I can think about pods search on repo web-interface, but it must be full-featured search by pods’ names and descriptions.

brian Thu 5 May 2011

Why not unite queries and pod retrieving by version?

I am going to unite them into a single query syntax that will support options for querying by name, different versions matching a depend, or by meta data. Hope to post design later this morning.

Also, I’m not sure that we need to query pods using wildcards or tags — can somebody give me a case?

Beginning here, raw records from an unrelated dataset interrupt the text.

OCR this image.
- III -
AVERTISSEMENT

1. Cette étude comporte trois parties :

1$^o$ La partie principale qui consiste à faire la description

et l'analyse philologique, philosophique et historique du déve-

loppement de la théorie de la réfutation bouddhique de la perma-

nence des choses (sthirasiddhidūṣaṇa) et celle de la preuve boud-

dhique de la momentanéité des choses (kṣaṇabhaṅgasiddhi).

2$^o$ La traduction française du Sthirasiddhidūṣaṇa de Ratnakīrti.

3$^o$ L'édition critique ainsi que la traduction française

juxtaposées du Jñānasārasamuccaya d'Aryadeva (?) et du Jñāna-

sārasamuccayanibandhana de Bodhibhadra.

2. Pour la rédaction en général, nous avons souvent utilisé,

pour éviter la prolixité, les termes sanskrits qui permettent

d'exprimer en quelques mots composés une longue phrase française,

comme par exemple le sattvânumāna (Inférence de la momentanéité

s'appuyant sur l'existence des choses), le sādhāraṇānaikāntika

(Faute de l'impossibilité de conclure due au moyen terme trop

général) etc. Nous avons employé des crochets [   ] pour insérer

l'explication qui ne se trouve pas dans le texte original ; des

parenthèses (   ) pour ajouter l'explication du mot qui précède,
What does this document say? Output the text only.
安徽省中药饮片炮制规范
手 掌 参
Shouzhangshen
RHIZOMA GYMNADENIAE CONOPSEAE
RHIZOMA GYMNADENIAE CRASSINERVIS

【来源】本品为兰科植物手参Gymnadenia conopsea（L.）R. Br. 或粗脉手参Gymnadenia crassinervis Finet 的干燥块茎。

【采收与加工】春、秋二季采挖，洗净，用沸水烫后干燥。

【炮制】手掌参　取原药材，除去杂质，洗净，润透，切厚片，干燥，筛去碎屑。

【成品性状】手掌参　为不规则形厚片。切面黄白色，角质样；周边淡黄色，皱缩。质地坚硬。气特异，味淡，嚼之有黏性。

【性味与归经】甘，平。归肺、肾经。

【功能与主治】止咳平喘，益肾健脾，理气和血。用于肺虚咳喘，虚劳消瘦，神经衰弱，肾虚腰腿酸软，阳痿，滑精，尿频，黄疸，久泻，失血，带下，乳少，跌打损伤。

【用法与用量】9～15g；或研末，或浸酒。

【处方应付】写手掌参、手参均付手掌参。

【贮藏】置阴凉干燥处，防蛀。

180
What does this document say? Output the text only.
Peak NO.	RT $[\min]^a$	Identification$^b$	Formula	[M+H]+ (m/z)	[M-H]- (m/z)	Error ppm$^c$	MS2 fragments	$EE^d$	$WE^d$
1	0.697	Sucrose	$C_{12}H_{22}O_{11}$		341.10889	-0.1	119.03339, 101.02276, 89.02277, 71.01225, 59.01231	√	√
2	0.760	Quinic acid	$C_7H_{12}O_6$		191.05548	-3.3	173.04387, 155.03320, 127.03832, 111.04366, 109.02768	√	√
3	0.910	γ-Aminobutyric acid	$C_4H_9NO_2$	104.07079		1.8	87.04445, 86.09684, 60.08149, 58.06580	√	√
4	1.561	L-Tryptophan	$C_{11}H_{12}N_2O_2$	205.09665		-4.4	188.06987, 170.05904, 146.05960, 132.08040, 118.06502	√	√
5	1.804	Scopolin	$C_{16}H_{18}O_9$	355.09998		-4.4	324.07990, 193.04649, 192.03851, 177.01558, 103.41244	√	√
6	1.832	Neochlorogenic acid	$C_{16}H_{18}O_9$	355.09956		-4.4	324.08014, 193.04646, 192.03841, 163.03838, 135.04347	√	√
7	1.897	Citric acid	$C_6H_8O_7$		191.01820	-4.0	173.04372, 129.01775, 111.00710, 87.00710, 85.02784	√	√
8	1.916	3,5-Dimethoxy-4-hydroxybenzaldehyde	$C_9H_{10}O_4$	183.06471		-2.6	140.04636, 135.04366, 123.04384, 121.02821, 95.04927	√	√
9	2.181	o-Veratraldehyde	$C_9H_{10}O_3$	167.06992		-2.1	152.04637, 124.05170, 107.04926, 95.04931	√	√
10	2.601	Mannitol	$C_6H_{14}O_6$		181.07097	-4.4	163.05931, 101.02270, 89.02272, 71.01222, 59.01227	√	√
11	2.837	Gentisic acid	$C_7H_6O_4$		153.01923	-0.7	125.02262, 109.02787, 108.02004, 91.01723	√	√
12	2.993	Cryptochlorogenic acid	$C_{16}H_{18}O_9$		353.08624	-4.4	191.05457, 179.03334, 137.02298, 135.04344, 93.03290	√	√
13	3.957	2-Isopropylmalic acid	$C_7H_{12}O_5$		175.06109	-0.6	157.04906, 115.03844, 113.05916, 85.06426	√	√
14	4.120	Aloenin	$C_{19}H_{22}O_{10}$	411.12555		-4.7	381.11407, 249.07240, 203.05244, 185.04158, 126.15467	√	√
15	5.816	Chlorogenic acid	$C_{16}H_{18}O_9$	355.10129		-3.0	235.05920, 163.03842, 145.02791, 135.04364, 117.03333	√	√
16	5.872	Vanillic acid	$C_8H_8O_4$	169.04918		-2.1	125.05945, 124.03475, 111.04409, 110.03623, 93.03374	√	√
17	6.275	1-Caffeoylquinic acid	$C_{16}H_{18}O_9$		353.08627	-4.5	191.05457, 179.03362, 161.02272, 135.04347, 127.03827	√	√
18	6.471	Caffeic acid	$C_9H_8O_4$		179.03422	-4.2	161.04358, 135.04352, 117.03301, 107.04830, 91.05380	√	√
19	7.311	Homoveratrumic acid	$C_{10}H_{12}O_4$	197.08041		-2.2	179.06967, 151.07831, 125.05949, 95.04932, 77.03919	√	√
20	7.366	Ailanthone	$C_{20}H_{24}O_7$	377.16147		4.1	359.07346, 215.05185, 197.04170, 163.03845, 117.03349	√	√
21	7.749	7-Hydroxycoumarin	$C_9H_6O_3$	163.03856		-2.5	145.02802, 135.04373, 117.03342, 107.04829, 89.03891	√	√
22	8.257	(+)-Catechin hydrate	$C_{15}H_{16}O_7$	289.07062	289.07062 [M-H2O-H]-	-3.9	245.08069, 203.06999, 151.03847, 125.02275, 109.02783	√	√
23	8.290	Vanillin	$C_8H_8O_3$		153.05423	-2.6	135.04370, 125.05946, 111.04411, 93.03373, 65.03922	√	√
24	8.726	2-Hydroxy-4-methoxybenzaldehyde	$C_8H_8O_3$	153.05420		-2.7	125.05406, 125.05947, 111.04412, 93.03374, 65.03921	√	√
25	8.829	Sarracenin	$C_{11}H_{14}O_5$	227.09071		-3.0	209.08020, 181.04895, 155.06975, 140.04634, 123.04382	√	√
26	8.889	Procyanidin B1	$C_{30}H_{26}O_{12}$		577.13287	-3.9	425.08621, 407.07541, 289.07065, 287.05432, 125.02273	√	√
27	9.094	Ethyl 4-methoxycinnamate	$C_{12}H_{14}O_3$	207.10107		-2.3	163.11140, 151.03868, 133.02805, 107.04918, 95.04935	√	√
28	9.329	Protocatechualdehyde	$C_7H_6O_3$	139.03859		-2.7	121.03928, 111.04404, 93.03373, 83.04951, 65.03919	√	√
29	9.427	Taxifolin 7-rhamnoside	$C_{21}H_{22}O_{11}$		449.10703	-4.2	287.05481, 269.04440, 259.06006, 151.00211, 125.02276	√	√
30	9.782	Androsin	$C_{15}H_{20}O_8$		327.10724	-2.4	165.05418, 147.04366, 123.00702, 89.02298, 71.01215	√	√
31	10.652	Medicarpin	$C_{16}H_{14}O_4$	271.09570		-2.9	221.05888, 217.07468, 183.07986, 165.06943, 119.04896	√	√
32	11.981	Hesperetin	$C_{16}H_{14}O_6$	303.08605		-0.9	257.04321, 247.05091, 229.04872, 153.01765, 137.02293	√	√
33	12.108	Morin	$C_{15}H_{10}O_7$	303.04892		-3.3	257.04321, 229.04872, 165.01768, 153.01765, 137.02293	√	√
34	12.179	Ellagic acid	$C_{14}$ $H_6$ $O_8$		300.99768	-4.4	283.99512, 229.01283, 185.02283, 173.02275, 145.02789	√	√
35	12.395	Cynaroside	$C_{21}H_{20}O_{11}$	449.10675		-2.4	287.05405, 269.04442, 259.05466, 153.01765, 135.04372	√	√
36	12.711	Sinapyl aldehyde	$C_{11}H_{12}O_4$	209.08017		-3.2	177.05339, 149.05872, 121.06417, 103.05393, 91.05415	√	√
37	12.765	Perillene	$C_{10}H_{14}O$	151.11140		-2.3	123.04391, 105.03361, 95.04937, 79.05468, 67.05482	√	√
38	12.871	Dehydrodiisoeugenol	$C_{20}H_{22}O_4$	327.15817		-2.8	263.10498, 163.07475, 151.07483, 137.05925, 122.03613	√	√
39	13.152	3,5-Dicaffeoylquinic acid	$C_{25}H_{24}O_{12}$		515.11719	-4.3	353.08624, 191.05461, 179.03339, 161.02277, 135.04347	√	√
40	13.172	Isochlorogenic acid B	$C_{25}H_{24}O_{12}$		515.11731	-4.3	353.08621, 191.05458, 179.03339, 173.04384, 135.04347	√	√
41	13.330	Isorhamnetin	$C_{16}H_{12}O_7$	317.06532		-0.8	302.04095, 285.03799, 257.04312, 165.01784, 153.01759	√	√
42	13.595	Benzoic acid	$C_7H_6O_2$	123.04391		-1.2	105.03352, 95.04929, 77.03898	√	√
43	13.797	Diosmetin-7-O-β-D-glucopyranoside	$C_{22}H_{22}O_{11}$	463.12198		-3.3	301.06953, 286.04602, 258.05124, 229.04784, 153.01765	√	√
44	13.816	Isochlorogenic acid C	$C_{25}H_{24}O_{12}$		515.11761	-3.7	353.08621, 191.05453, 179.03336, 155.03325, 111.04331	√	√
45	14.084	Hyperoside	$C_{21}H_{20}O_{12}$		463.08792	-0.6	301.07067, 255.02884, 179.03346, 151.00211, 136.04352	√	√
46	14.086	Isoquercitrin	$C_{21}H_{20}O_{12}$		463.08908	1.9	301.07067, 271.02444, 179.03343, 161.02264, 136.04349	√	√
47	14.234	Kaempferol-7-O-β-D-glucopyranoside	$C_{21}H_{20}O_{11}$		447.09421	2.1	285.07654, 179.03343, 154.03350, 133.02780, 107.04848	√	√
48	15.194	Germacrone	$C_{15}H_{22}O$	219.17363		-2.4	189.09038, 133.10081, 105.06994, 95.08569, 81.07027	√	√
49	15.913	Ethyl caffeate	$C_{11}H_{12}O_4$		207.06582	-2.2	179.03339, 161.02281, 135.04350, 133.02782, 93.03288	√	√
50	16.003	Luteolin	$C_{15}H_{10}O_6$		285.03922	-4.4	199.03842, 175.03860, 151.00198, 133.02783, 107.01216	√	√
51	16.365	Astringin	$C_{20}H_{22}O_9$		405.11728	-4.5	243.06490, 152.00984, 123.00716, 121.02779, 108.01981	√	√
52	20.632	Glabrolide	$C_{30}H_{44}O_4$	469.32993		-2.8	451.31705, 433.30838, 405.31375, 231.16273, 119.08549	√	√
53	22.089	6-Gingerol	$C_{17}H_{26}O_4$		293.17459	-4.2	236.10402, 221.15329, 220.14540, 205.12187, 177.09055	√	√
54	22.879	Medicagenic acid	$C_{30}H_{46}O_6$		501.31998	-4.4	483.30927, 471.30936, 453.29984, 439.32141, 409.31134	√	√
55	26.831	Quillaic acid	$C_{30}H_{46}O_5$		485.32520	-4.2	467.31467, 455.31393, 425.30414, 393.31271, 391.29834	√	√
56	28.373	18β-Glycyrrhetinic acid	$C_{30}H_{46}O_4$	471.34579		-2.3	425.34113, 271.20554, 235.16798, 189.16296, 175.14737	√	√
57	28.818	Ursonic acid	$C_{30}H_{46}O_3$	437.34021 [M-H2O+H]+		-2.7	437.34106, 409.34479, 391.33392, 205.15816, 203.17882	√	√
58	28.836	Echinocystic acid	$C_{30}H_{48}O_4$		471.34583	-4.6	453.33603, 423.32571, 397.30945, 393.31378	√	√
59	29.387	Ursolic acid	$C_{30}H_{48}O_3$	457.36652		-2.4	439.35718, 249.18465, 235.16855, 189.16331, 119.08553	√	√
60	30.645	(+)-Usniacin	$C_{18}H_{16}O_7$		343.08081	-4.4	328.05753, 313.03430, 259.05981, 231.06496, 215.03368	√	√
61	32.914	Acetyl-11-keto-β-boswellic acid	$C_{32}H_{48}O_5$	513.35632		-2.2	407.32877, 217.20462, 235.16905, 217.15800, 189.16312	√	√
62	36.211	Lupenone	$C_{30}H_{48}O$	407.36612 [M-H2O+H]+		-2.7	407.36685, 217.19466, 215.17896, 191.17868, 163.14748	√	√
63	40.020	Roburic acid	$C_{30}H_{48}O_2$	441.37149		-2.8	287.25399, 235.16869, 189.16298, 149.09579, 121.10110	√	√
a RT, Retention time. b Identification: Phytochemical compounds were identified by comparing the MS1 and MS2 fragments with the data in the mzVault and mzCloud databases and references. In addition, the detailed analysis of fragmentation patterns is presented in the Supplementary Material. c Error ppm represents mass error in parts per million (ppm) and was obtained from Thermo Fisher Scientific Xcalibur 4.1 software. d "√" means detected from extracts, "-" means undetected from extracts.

Whatever we might decide for pod naming convention, I think the beginning of the pod will always be useful prefix to wildcard. Or another use case is where you want to build a screen like Ruby gems with you can navigate all pods by their first letter, etc. I don't think it is strictly necessary, but since it is fairly easy to add into the query language, I think we should go ahead and do it.

yachris Thu 5 May 2011

One thing that the new(ish) Gemfile added to Rails was a matching operator (that I can't remember the syntax of offhand, sorry) which lets you say, "Any release of 2.0". So to tonsky's examples:

/pod/?{name}>=2.1      → 2.1 or greater             (2.1.7)
/pod/?{name}>2.0       → anything greater than 2.0  (2.1.7)

we could add (say)

/pod/?{name}>~2.0      → anything within the 2.0 release  (2.0.2)

That is, it picks the latest 2.0 release, but won't go up to 2.1 or beyond. The idea is that there may be breaking changes in 2.1, but we still want to pull in any bugfixes on the 2.0 release trail.

tonsky Thu 5 May 2011

@yachris, in my syntax it will simply be ==2.0 (not specifying bugfix version means that it should pick the latest one)

brian Thu 5 May 2011

My plan was to largely reuse Depend syntax where 2.0 matches anything b/w 2.0.0 inclusive and 2.1 exclusive. If version is unspecified it defaults to current.